The PGA of Australia and the WPGA should be congratulated on their initiative in promoting the game of golf over the past few years by staging events involving both male and female golfers.
They’ve done it in several ways – by presenting significant tours for both male and female professionals, by staging events where men and women play separate tournaments, like they do in the Australian Open, and by allowing men and women to compete for the same prize pool, as in the Webex series.
They have also provided a platform for disabled golfers and for juniors, though it’s an opportunity that hasn’t really been taken up by either of those segments.
But perhaps now is the time to take a deep breath, review how the experiment has gone so far, and make a few changes before any further damage is done.
I enjoy watching women play golf and marvel at their skill, their ability to seemingly never play a false stroke, and the style and joy they bring to our game. I’d just as soon watch an LPGA tournament as a PGA or DP World Tour event.
And I’m going to be really annoyed if I’m accused of being chauvinistic when I say that there are too many women taking up spots in the Webex tournaments played in Australia over this summer.

Thailand teenager Choicheva Wongras challenged at the Webex Players Series Murray River event, before finishing one shot short of the playoff.
The format for the Webex Series is that there are 64 spots for male professionals, 64 for female professionals (though the full allocation is not always filled), 10 for invited players and six for elite amateurs. That makes up a typical field of 144 players, with no provision for anybody to try to pre-qualify.
The culling process for the men is so severe that accomplished professionals like Steven Jeffress, Jay Mackenzie, Shae Wools-Cobb, Anthony Choat and even Andre Stolz, the undisputed king of the older brigade, couldn’t make the field for the Webex Murray River event at the beginning of February.
Nor could any of the rising brigade of talented young professionals like Damon Stephenson, Riley Taylor, Zach Ion and Blaike Perkins. Worse still, they didn’t even have a chance of playing their way into the field.
The selection process was the same for the Webex Players Series Victoria in late January, an event won by the veteran Michael Wright. Females were offered 64 places in the field, with 61 of those spots being taken up.

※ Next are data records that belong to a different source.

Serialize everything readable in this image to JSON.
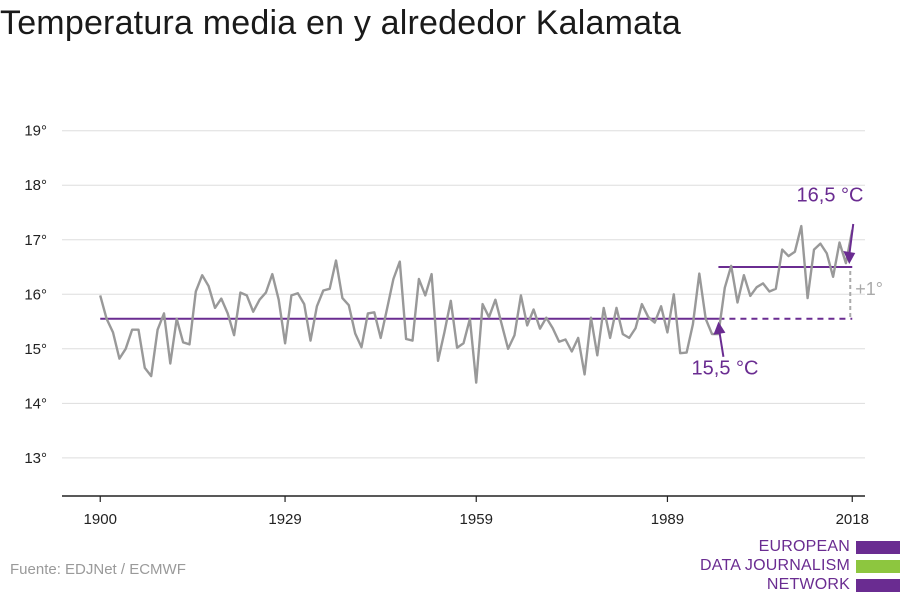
{
  "chart_data": {
    "type": "line",
    "title": "Temperatura media en y alrededor Kalamata",
    "xlabel": "",
    "ylabel": "",
    "xlim": [
      1894,
      2020
    ],
    "ylim": [
      12.3,
      19.6
    ],
    "grid": true,
    "x_ticks": [
      1900,
      1929,
      1959,
      1989,
      2018
    ],
    "y_ticks": [
      13,
      14,
      15,
      16,
      17,
      18,
      19
    ],
    "y_tick_labels": [
      "13°",
      "14°",
      "15°",
      "16°",
      "17°",
      "18°",
      "19°"
    ],
    "series": [
      {
        "x": [
          1900,
          1901,
          1902,
          1903,
          1904,
          1905,
          1906,
          1907,
          1908,
          1909,
          1910,
          1911,
          1912,
          1913,
          1914,
          1915,
          1916,
          1917,
          1918,
          1919,
          1920,
          1921,
          1922,
          1923,
          1924,
          1925,
          1926,
          1927,
          1928,
          1929,
          1930,
          1931,
          1932,
          1933,
          1934,
          1935,
          1936,
          1937,
          1938,
          1939,
          1940,
          1941,
          1942,
          1943,
          1944,
          1945,
          1946,
          1947,
          1948,
          1949,
          1950,
          1951,
          1952,
          1953,
          1954,
          1955,
          1956,
          1957,
          1958,
          1959,
          1960,
          1961,
          1962,
          1963,
          1964,
          1965,
          1966,
          1967,
          1968,
          1969,
          1970,
          1971,
          1972,
          1973,
          1974,
          1975,
          1976,
          1977,
          1978,
          1979,
          1980,
          1981,
          1982,
          1983,
          1984,
          1985,
          1986,
          1987,
          1988,
          1989,
          1990,
          1991,
          1992,
          1993,
          1994,
          1995,
          1996,
          1997,
          1998,
          1999,
          2000,
          2001,
          2002,
          2003,
          2004,
          2005,
          2006,
          2007,
          2008,
          2009,
          2010,
          2011,
          2012,
          2013,
          2014,
          2015,
          2016,
          2017,
          2018
        ],
        "values": [
          15.98,
          15.55,
          15.3,
          14.82,
          15.0,
          15.35,
          15.35,
          14.65,
          14.5,
          15.35,
          15.65,
          14.73,
          15.55,
          15.12,
          15.08,
          16.05,
          16.35,
          16.15,
          15.75,
          15.92,
          15.65,
          15.25,
          16.03,
          15.98,
          15.68,
          15.9,
          16.03,
          16.37,
          15.9,
          15.1,
          15.98,
          16.02,
          15.82,
          15.15,
          15.78,
          16.07,
          16.1,
          16.62,
          15.93,
          15.8,
          15.28,
          15.03,
          15.65,
          15.67,
          15.2,
          15.73,
          16.28,
          16.6,
          15.18,
          15.15,
          16.28,
          15.98,
          16.37,
          14.78,
          15.3,
          15.88,
          15.02,
          15.1,
          15.55,
          14.38,
          15.82,
          15.58,
          15.9,
          15.45,
          15.0,
          15.25,
          15.98,
          15.43,
          15.72,
          15.37,
          15.57,
          15.38,
          15.13,
          15.17,
          14.95,
          15.2,
          14.53,
          15.57,
          14.88,
          15.75,
          15.2,
          15.75,
          15.27,
          15.2,
          15.38,
          15.82,
          15.58,
          15.48,
          15.78,
          15.3,
          16.0,
          14.92,
          14.93,
          15.45,
          16.38,
          15.55,
          15.27,
          15.27,
          16.12,
          16.52,
          15.85,
          16.35,
          15.97,
          16.13,
          16.2,
          16.05,
          16.1,
          16.82,
          16.7,
          16.78,
          17.25,
          15.93,
          16.82,
          16.93,
          16.75,
          16.32,
          16.95,
          16.57,
          17.18
        ]
      }
    ],
    "reference_lines": [
      {
        "value": 15.55,
        "from": 1900,
        "to": 1997,
        "style": "solid"
      },
      {
        "value": 15.55,
        "from": 1997,
        "to": 2018,
        "style": "dashed"
      },
      {
        "value": 16.5,
        "from": 1997,
        "to": 2018,
        "style": "solid"
      }
    ],
    "annotations": {
      "recent": {
        "text": "16,5 °C",
        "value": 16.5
      },
      "baseline": {
        "text": "15,5 °C",
        "value": 15.55
      },
      "delta": {
        "text": "+1°"
      }
    },
    "colors": {
      "line": "#999999",
      "accent": "#6a2c91",
      "grid": "#dddddd",
      "axis": "#222222",
      "delta": "#aaaaaa"
    }
  },
  "source": "Fuente: EDJNet / ECMWF",
  "logo": {
    "lines": [
      "EUROPEAN",
      "DATA JOURNALISM",
      "NETWORK"
    ],
    "colors": [
      "#6a2c91",
      "#8dc63f",
      "#6a2c91"
    ]
  }
}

The golfers who filled the last 20 places in the field – that is, those who were the poorest-performed of the 84 who failed to make the 36-hole cut – were all females. The women did a little better in the Murray River event, but still filled 18 of the last 24 places.
I’m not going to embarrass anybody by naming them, or by conducting a public analysis of their golfing history, but it’s fair to say the achievements to date of most of them could be described as modest.

Veteran Michael Wright was a winner of the Rosebud Victorian Webex Series event.
Some of the female professionals, and one or two of the amateurs, have performed wonderfully well over the summer. Thailand’s Choicheva Wongras, Cassie Porter, Ashley Lau, Kirsten Rudgeley, Robyn Choi, Abbie Teasdale, Kathryn Norris, Jazy Roberts and young Lion Higo have all been in contention and their presence has enhanced the events in which they participated.
I know that Sarah Jane Smith won the TPS Murray River in 2022 against the men, and that Hannah Green won the same event the previous year. Even though those wins were very much against the flow, I thrilled at them, and I’m not advocating that women not be allowed to compete against the men.
What I am suggesting is that there should be fewer of them, and that they should have to have reached a certain level of ability, performance and experience before they make the field.
I acknowledge the argument that playing against stronger opposition can help less experienced competitors learn and improve. I just don’t think a televised $250,000 tournament on Australia’s biggest professional tour is the place to start the education process.
The Australasian Tour is now enjoying an international profile and it is important that it continues to attract healthy galleries, enthusiastic television audiences, and an increasing number of elite overseas players.
It will have a greater chance of achieving those goals if our priority was to ensure our events are contested by the very best available talent, determined not by the gender of the entrants but by their potential ability to win a tournament.